Gene tech to prevent crossbreeding could safely harness the power of gene drives

I. l. Guillou,  The Science Advisory Board,  2021.

A new gene engineering technology could allow scientists to harness the benefits of releasing genetically modified animals into the wild without the risk of uncontrolled spread. The new study, published in the journal Nature Communications on June 2, could help in the battle against the spread of diseases like malaria.
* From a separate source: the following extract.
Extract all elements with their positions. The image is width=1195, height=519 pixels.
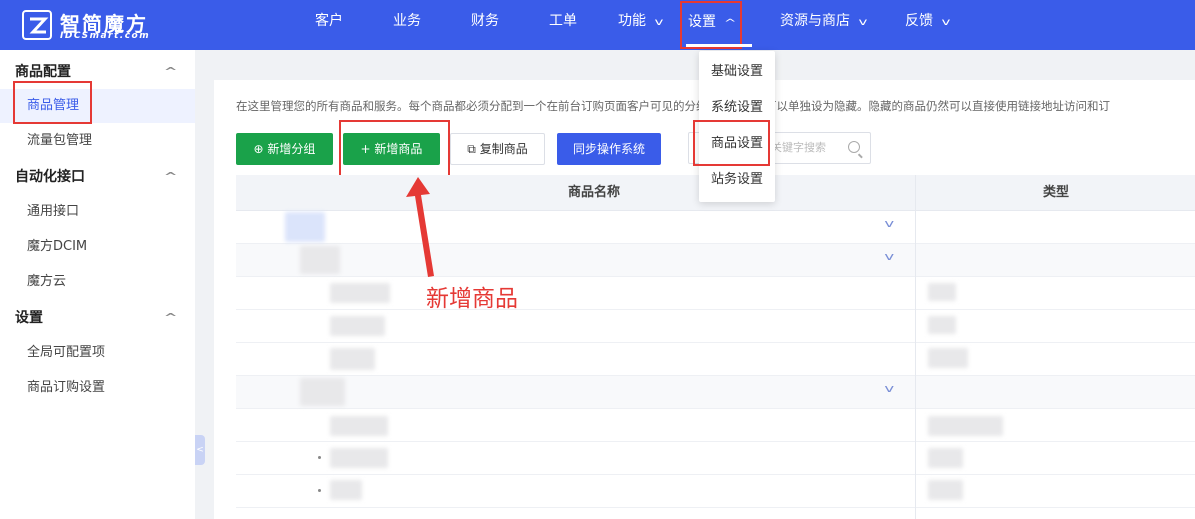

The advent of the genetic age offers the tantalizing prospect of being able to genetically alter animals, such as pests and disease vectors, to reduce the harm they cause to society. However, any technology with the ability to make a difference on a significant scale would also have the potential to cause serious damage if it went out of control. Gene drives are one such technology. These genetic modifications are designed to spread through a population quickly and rely on the CRISPR-Cas9 gene editing system to make a duplicate copy of the gene drive on the partner chromosome. This means that all offspring inherit the gene, compared to only 50% through normal genetic inheritance. However, there are concerns about the effect of releasing such gene drives into the wild. Unintended consequences, potentially due to mutations or ecological shifts, could be irreversible. This has led geneticists to search for new versions of gene drives that can prevent unrestricted spread by stopping engineered animals from crossbreeding with the wild population. Approaches previously developed have severe limitations, such as not working in multicellular organisms, causing high fitness costs, or working incompletely.